Comparison of oral iron preparations available in the United States
| Oral iron preparation | Brand name(s) | Recommended dose | Elemental iron (mg) |
|---|---|---|---|
| Ferrous sulfate | Feosol®, Fer-Gen-Sol®, Fer-in-Sol®, Fer-Iron | 325 mg three times/day | 65 |
| Ferrous gluconate | Fergon® | 325 mg three times/day | 38 |
| Ferrous fumarate | Femiron, Ferretts, Ferro-Sequels®, Nephro-Fer® | 324 mg three times/day | 106 |
Note: Adapted by permission from Macmillan Publishers Ltd: [American Journal of Gastroenterology]. Rizvi S, Schoen RE. Supplementation with oral vs intravenous iron for anemia with IBD or gastrointestinal bleeding: is oral iron getting a bad rap? Am J Gastroenterol. 2011;106(11):1872–1879. Copyright 2011.61
Comparison of intravenous iron preparations available in the United States7,38–42
| LMWD | HMWD | Iron sucrose | Ferric gluconate | Ferumoxytol | |
|---|---|---|---|---|---|
| Brand name | INFed® | DexFerrum® | Venofer® | Ferrlecit® | Feraheme® |
| Molecular weight (kD) | 73 | 165 | 43.3 | 37.5 | 731 |
| Labeled indication | Iron deficiency anemia | Iron deficiency anemia | Iron deficiency anemia in patients with CKD | Iron deficiency anemia in adults and children aged ≥6 years with CKD and receiving dialysis and supplemental epoetin | Iron deficiency anemia in adults with CKD |
| Test dose required | Yes | Yes | No | No | No |
| Adult recommended dose | According to LBW and observed Hb concentration: dose (mL) = 0.0442 (desired Hb − observed Hb) × LBW + (0.26 × LBW) eg, 70 kg adult with Hb range of 3–10 g/dL will require 55–33 mL | According to LBW and observed Hb concentration: dose (mL) = 0.0442 (desired Hb − observed Hb) × LBW + (0.26 × LBW) eg, 70 kg adult with Hb range of 3–10 g/dL will require 55–33 mL | HDD-CKD: 100 mg slow IV injection (2–5 min) or infusion of 100 mg in max 100 mL normal saline over 15 min at each dialysis session for a total cumulative dose of 1000 mg NDD-CKD: 200 mg slow IV injection (2–5 min) on five separate occasions over 14 days for a total cumulative dose of 1000 mg | 125 mg in 10 mL diluted in 100 mL normal saline for IV infusion over 1 hour.
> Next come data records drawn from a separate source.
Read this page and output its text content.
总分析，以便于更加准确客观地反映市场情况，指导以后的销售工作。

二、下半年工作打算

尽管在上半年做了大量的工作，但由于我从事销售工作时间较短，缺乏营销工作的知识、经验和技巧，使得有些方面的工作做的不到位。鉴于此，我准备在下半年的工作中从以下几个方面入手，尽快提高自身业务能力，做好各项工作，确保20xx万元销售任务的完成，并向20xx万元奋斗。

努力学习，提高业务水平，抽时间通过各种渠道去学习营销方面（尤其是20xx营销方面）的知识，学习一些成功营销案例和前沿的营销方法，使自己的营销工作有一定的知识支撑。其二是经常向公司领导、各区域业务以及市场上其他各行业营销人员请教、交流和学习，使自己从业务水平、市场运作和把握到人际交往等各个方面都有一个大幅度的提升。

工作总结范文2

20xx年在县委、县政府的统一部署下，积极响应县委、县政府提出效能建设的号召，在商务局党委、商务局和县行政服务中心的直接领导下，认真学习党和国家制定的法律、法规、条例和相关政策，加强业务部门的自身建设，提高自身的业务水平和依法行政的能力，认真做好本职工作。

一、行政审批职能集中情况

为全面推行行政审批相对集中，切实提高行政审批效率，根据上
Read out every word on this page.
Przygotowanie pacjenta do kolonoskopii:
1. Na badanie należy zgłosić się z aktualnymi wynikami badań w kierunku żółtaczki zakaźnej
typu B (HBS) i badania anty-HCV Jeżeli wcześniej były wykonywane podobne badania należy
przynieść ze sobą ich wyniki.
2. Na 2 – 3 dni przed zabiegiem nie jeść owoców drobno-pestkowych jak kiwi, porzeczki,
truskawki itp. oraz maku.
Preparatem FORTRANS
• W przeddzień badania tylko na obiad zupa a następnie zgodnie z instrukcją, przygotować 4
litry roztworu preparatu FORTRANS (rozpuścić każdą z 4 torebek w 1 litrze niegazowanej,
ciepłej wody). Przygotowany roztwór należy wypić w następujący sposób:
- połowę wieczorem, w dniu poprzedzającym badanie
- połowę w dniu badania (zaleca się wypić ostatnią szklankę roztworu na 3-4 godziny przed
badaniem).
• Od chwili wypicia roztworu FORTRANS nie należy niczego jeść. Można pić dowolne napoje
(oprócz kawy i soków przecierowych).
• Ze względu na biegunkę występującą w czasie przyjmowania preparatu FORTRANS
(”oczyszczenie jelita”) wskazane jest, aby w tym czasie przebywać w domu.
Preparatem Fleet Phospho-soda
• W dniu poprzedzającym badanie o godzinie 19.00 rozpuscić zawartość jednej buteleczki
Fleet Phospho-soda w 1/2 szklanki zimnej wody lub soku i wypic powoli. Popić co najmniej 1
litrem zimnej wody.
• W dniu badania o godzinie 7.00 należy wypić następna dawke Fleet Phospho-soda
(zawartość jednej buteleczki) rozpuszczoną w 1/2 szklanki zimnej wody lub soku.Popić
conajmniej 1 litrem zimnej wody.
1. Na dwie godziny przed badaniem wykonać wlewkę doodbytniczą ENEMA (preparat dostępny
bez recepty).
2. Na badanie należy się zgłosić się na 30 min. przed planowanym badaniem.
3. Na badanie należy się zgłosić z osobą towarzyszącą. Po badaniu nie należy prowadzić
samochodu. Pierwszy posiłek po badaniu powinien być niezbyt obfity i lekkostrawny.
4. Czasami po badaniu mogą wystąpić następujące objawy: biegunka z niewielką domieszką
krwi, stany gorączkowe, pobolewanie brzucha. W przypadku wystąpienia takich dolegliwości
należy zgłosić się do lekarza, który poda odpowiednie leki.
Most pts will require a cumulative dose of 1000 mg delivered over eight sessions at sequential dialysis treatments | 510 mg followed by a second 510 mg dose 3–8 days later administered undiluted as IV injection up to 1 mL/sec |
| Dosage adjustments | None | None | None | Lower doses may be required in elderly patients | None |
Note:
Only LMWD and HMWD have a broad indication for the treatment of iron deficiency anemia;
anecdotally, total doses of 1 to 1.5 g LMWD are commonly used in clinical practice.
Abbreviations: LMWD, low molecular weight dextran; HMWD, high molecular weight dextran; CKD, chronic kidney disease; LBW, lean body weight; Hb, hemoglobin; HDD-CKD, hemodialysis dependent-chronic kidney disease; IV, intravenous; NDD-CKD, nondialysis dependent-chronic kidney disease; PDD-CKD, peritoneal dialysis-chronic kidney disease.
Indications for IV iron therapy3,15
| Indications for IV iron therapy in patients with GI disease
Severe anemia (hemoglobin value <10 g/dL) Patients with symptoms such as dyspnea on mild exertion, tachycardia, severe fatigue, and ongoing gross blood loss from the GI tract, irrespective of hemoglobin level Patients in need of quick recovery Intolerance to oral iron therapy Failure of oral iron therapy Severe intestinal disease activity Concomitant erythropoietic therapy Patient preference | When to consider using IV iron as first-line therapy
Inflammatory bowel disease Situations that require a rapid correction of anemia, such as those requiring an elective procedure in a few weeks (ie, preoperative) Congestive heart failure Upper GI bleeding (replete iron with IV not oral; practical issue of black stools from oral iron) |
Abbreviations: IV, intravenous; GI, gastrointestinal.